Now if a weak positive pulse is applied to the diode, the operating point will
rise over the peak. It will move along the downward slope quickly (due to negative
resistance) and arrive at C. (Point B is an unstable position, and is of little
importance in this explanation). All this takes place instantaneously. Thus even
a very weak pulse will trigger the circuit from A to C. In a 1N653 these points
correspond to about 5 and 2 ma, respectively. (This is terrific amplification, if
you want to look at it that way.)
The triggering push may be an externally applied voltage or it may be just a
reduction in circuit resistance. To show this, refer to Fig. 5. Starting with maximum
R1, lower the resistance. At about 5 ma the meter will suddenly deflect downward
to 2 ma, although we are reducing R1. The operating point (Fig. 4) has moved up
the curve till it reached the peak of the characteristic. At that instant (when
it reaches the peak) it snaps to C. R2 (Fig. 5) is a limiting resistor.
Now increase R1. The slope of the load line becomes more horizontal until it
coincides with load 2, at which instant the current will snap upward. For the 1N653
this occurs when the total series resistance is about 1,250 ohms. The current will
snap from a low of 0.6 ma to 1.2 ma.
The circuit may be triggered by light falling on a photocell (Fig. 6). A low-resistance
Hoffman S1-A solar cell is shown in series with the winding of a relay RY to be
energized.

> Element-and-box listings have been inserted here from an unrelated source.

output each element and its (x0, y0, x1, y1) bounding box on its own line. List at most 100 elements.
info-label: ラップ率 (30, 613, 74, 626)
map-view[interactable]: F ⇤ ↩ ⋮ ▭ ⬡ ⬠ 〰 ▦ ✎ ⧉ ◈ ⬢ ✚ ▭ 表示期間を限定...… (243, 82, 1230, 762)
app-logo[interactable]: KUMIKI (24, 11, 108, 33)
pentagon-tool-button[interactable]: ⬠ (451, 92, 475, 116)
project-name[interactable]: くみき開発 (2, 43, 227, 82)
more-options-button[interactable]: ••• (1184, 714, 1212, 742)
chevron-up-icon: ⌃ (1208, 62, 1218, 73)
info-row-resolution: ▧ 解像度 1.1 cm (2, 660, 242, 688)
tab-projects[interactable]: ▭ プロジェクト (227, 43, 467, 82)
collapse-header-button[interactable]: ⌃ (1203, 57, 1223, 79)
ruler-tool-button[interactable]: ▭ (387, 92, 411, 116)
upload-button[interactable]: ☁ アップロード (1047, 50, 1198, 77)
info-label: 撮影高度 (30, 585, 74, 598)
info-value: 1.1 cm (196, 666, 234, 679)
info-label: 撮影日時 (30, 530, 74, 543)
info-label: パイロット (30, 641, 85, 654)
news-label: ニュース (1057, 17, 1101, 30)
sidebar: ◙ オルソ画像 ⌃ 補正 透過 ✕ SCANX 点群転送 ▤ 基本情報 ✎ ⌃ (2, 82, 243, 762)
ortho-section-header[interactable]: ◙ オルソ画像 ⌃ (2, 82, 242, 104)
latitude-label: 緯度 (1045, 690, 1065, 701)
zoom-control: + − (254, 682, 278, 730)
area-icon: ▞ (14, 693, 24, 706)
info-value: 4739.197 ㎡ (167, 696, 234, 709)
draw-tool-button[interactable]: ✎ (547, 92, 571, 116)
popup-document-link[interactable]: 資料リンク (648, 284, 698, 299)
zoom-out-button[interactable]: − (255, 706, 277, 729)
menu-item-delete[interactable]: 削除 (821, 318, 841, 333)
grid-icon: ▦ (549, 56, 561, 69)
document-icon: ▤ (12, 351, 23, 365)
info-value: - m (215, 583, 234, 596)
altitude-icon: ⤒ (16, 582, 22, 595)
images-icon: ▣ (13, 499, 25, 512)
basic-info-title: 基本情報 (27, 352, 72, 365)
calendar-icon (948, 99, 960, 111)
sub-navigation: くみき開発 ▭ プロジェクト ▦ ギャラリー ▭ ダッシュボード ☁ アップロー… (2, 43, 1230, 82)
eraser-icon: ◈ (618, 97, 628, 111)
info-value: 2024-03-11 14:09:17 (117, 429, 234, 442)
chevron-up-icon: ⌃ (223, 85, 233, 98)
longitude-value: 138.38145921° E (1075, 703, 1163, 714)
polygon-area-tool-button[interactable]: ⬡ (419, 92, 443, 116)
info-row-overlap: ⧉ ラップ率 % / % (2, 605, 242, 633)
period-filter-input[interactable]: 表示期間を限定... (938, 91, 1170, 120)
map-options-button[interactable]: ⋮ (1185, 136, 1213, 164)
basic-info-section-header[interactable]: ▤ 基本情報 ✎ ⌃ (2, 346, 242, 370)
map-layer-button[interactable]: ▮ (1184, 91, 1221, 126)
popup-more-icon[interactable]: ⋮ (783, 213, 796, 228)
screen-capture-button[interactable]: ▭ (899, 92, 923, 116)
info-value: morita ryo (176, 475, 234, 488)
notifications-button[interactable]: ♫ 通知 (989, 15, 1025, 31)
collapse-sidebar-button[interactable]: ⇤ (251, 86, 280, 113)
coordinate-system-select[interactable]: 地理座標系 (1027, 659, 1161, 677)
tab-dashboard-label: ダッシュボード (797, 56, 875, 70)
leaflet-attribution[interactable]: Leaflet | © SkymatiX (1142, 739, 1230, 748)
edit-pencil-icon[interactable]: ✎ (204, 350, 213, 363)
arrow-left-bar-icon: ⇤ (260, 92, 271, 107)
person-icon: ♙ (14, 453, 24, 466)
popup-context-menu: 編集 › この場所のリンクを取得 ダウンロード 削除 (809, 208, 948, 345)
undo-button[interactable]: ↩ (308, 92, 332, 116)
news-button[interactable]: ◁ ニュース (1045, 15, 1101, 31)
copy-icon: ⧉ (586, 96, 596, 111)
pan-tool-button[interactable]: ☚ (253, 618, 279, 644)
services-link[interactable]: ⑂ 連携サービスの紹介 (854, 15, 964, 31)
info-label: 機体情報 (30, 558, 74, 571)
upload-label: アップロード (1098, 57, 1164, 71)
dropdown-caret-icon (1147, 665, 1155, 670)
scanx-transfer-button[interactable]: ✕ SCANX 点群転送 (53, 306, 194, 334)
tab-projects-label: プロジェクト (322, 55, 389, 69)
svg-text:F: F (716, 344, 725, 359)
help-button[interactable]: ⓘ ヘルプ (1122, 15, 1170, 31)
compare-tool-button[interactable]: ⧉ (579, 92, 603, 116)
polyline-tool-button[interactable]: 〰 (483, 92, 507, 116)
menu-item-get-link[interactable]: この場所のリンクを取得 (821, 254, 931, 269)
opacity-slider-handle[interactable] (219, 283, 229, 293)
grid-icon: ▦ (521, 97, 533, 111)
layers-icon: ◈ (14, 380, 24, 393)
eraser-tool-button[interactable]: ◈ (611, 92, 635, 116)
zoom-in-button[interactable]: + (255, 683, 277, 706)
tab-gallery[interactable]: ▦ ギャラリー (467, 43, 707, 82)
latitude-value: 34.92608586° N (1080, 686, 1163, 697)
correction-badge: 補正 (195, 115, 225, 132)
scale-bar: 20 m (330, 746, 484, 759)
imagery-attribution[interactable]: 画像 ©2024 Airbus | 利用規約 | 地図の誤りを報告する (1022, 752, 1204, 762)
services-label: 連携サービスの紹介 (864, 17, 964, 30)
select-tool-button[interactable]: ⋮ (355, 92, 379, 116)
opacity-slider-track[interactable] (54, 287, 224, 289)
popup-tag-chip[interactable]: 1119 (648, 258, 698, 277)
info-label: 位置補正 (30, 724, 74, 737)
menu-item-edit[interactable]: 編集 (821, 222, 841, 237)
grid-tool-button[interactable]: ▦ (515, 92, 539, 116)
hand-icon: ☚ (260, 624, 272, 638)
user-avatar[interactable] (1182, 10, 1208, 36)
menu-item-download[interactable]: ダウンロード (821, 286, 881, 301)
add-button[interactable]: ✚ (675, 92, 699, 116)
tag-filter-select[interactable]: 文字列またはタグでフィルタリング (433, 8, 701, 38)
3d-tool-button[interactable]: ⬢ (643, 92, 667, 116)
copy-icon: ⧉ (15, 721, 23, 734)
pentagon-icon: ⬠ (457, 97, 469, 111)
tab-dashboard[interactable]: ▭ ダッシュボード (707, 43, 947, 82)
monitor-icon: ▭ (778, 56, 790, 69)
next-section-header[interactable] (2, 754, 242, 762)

Light falling on the solar cell increases the circuit voltage and triggers
the circuit. The higher voltage corresponds to changing the load line from 2 to
3 (Fig. 4). When the new line touches the peak point on the characteristic, the
circuit triggers and the relay drops out.
The photo shows an actual switching circuit based on the above experiment. The
relay must have a low-resistance winding. Being unable to find a suitable unit,
I modified a Sigma 5F-1000, which has two coils in series, for a total of 1,000
ohms. They are reconnected in parallel. to cut resistance to 250 ohms. Observe polarity
of windings. The yellow lead of each coil is soldered to the black of the other.
A 470-ohm resistor is shunted across the windings. This lowers the resistance and
the sensitivity of the relay. Now the relay should be adjusted to pull in at 4.6
ma, release at 2.3 ma, approximately. Prime the circuit by pressing the RESET button,
then lower R3 gradually until you are just below the trigger point. If triggering
occurs, note the point and start over again, this time not advancing the control
so far.
When properly set, the illumination from a 40-watt lamp at about 18 inches is
sufficient to trigger the circuit and release the relay. Note that the solar cell
is in series aiding with the battery.
This circuit may be made so sensitive that it can be triggered by switching on
or off a nearby soldering iron or other appliance. The magnetic field of the ac
does it.
If you reverse the polarity of the solar cell, you can prime the circuit with
illumination on the cell. Then you can trigger the circuit by interrupting the light
falling on the cell, even for a brief instant.